6 テレパシーめいたなにか

 入学から二日後。周囲にたくさんの人がいる環境にも少しだけ慣れた気がした頃。

 パーティメンバーの三人で談笑をしていた。内容は勿論その時々だが……ゆるく雑談しつつ、今まで教わった冒険者の知識を教え合っていた。

 ……鷹野さんは元々冒険者になるための教育を受けていた。俺たちが教わる側でもあったのだ。

 基礎的な知識が俺たちからは抜け落ちていた。

 が、実践的な知識はこちらのほうが豊富。


 ……先生は剣術においては基礎も大事にするが、冒険者としてはどうにも豪放磊落な方だったようだ。

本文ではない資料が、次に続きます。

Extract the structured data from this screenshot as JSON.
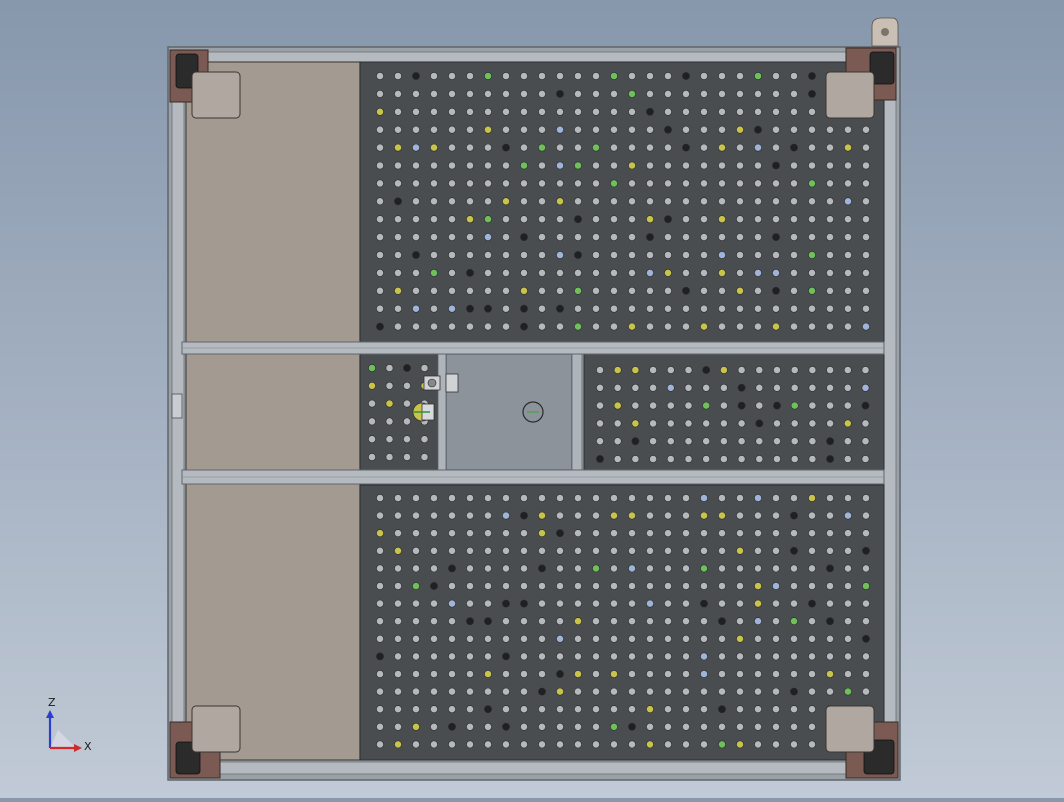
{
  "viewport": {
    "background_top": "#8797ac",
    "background_bottom": "#c1cad6"
  },
  "model": {
    "frame_color": "#9aa1a7",
    "frame_dark": "#5f666c",
    "pegboard_color": "#4a4d50",
    "hole_color": "#b5b8bc",
    "brown_panel_color": "#a39a92",
    "corner_block_color": "#7a5a52",
    "caster_color": "#2b2b2b",
    "pad_color": "#b0a8a0",
    "mount_plate_color": "#8d939a",
    "hole_accent_colors": [
      "#c8c34a",
      "#6fc05a",
      "#9fb4d8"
    ],
    "icons": [
      "caster-wheel-icon",
      "hinge-icon",
      "latch-icon",
      "bolt-icon"
    ]
  },
  "triad": {
    "z_label": "Z",
    "x_label": "X",
    "z_color": "#2a3fd0",
    "x_color": "#d02a2a"
  }
}
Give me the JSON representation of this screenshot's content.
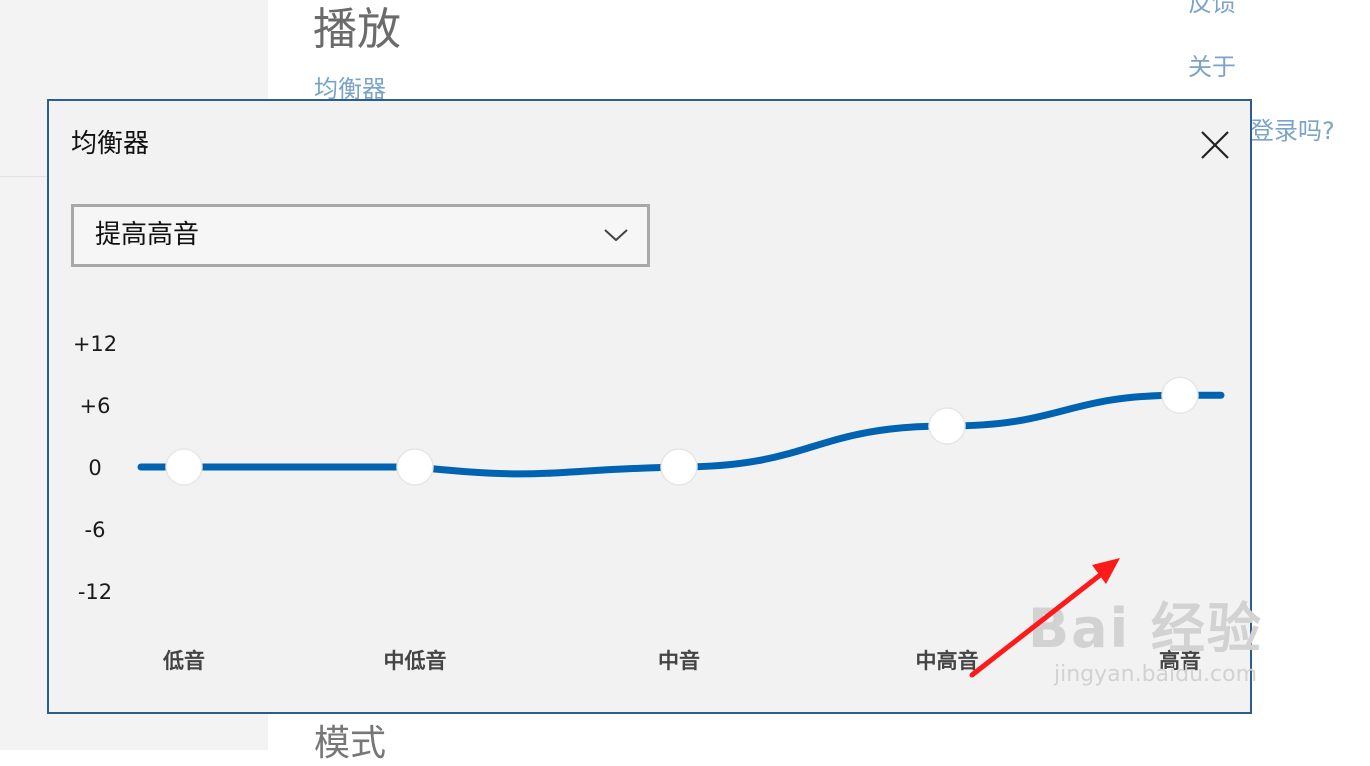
{
  "background": {
    "playback_heading": "播放",
    "equalizer_link": "均衡器",
    "mode_heading": "模式",
    "right_links": {
      "feedback": "反馈",
      "about": "关于",
      "login_prompt": "登录吗?"
    }
  },
  "dialog": {
    "title": "均衡器",
    "preset": {
      "selected": "提高高音"
    },
    "y_axis_labels": [
      "+12",
      "+6",
      "0",
      "-6",
      "-12"
    ],
    "bands": [
      {
        "label": "低音",
        "gain_db": 0
      },
      {
        "label": "中低音",
        "gain_db": 0
      },
      {
        "label": "中音",
        "gain_db": 0
      },
      {
        "label": "中高音",
        "gain_db": 4
      },
      {
        "label": "高音",
        "gain_db": 7
      }
    ],
    "accent_color": "#0063b1"
  },
  "watermark": {
    "logo": "Bai 经验",
    "url": "jingyan.baidu.com"
  },
  "annotation": {
    "arrow_color": "#ff1a1a"
  }
}
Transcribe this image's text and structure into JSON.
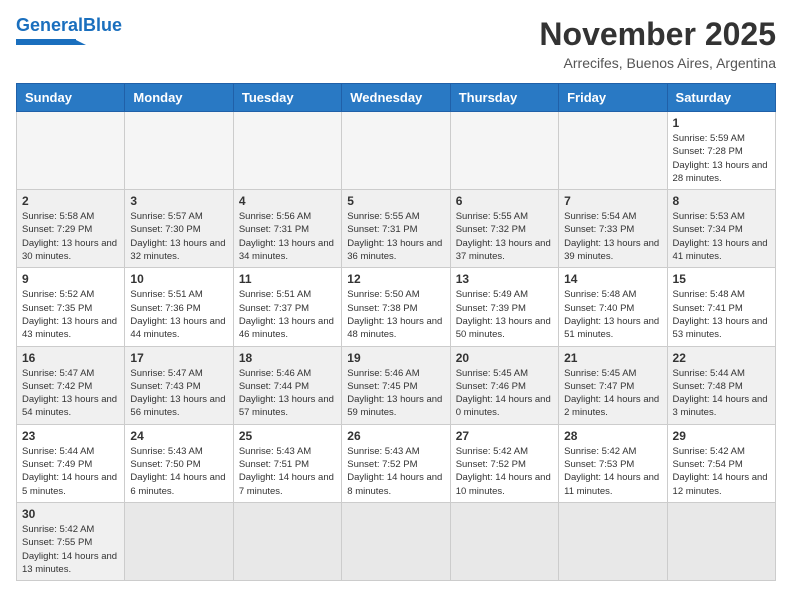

 教わった知識に不備があるようだと連絡を取ったところ、『キミらならダイジョブだと思ってたんですよ。ほら、現にこうしてなんとかなりましたよね?』とか抜かしていた。


 そんな俺たちの様子を他の子たちは遠巻きに、それぞれの視線を持って俺達を眺めていたわけだが……どうも仲良くはなれなさそうだった。

 牽制し合っているようだ。冥はともかく鷹野さんには妬みの視線が常に突き刺さっている。


 実をいうと一人だけ気になる子はいる。敵意を剥き出しにしている子だ。

 黒髪ロングで委員長のような堅物感を感じさせる少女。

 俺を見ている時は常に眉間にしわが寄っているが、それさえなければ中々可愛い子なのではないかと思っている。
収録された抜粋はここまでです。